Political issues causing production disruptions in Chile, the world's largest copper producer, are also factors driving copper prices up. Chile has recently been focusing on addressing the legacy of the Pinochet dictatorship. This has led to expectations of delays in mining investments and support. Diego Hernandez, chairman of the Chilean Mining Association, said, "We are currently in a situation where investment decisions are on hold as we watch the political policy process." The Chilean Congress passed a tax increase bill last month targeting copper and lithium producers.


Chile is overwhelmingly the world's largest copper producer. Its production exceeds the combined output of Peru, China, and the Democratic Republic of Congo, which rank second to fourth. However, Chile's copper production fell by 1.6% last year compared to the previous year.


Bulk carrier freight rates transporting raw materials continue to hit new record highs daily. As of the 26th, the BDI index rose 0.72% to 2,808, breaking its record high again just one day after the previous peak. The BDI has surged 324.8% over the past year.


The daily average charter rate for 180,000-ton Capesize bulk carriers also continued its sharp rise, reaching $35,347 on the same day, following a breakthrough of $30,000 on the 21st.


◆ GE and 3M announce price hikes... U.S. Treasury yields stir again = Larry Culp, CEO of General Electric (GE), appeared on CNBC that day and said that rising raw material prices are increasing cost pressures, leading to product price increases. 3M also announced price hikes, citing strong demand this year and rising raw material prices. 3M explained that the rise in raw material prices was due to supply chain disruptions caused by COVID-19 and the impact of cold weather.


The market is showing unease ahead of the Federal Open Market Committee (FOMC) announcement scheduled for the 28th in the U.S. Federal Reserve Chair Jerome Powell is expected to reiterate his stance of tolerating inflation this time as well. However, many market experts believe that the Fed should still reduce its accommodative policies.

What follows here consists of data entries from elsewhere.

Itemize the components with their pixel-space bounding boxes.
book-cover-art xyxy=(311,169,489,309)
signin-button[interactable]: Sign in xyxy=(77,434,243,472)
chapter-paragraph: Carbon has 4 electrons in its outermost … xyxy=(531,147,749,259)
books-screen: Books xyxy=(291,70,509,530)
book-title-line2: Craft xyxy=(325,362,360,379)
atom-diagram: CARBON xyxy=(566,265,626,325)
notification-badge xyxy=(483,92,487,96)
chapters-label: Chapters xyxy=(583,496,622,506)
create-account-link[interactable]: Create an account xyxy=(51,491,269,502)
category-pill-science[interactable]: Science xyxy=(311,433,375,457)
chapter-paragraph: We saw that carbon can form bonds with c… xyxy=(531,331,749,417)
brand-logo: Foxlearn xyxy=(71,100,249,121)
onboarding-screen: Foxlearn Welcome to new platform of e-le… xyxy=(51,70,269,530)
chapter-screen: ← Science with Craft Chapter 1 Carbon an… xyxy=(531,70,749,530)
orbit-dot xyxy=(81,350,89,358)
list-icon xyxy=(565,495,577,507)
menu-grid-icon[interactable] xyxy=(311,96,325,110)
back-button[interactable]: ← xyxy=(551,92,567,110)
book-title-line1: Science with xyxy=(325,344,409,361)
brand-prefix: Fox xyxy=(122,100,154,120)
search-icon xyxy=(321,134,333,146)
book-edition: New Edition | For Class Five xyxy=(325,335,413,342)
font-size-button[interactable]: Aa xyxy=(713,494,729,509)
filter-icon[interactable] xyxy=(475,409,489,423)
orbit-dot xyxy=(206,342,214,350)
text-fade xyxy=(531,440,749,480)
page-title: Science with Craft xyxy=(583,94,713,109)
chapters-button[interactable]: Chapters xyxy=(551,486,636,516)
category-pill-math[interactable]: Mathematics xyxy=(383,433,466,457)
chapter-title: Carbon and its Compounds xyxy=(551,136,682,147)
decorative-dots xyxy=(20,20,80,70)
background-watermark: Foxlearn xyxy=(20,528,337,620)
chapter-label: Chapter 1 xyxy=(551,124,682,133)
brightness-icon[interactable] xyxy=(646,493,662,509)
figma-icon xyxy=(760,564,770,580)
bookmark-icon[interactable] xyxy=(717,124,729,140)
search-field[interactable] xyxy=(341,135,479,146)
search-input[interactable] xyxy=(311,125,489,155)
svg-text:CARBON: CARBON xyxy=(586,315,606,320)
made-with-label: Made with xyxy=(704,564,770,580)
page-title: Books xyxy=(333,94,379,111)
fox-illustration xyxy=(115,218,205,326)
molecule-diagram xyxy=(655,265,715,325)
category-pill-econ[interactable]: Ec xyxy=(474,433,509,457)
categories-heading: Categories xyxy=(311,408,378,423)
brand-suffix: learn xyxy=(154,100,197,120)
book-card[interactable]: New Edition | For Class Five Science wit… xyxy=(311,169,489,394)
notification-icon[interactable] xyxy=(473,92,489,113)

A CNBC survey of 34 Wall Street economic experts found that 56% of respondents believe the Fed should respond to the Biden administration's large-scale fiscal stimulus by reducing asset purchases faster and raising interest rates. Respondents expect the Fed not to reduce its monthly bond purchases of $120 billion until January next year. The benchmark interest rate, which was lowered to near zero after the COVID-19 outbreak, is expected to be raised for the first time in December next year.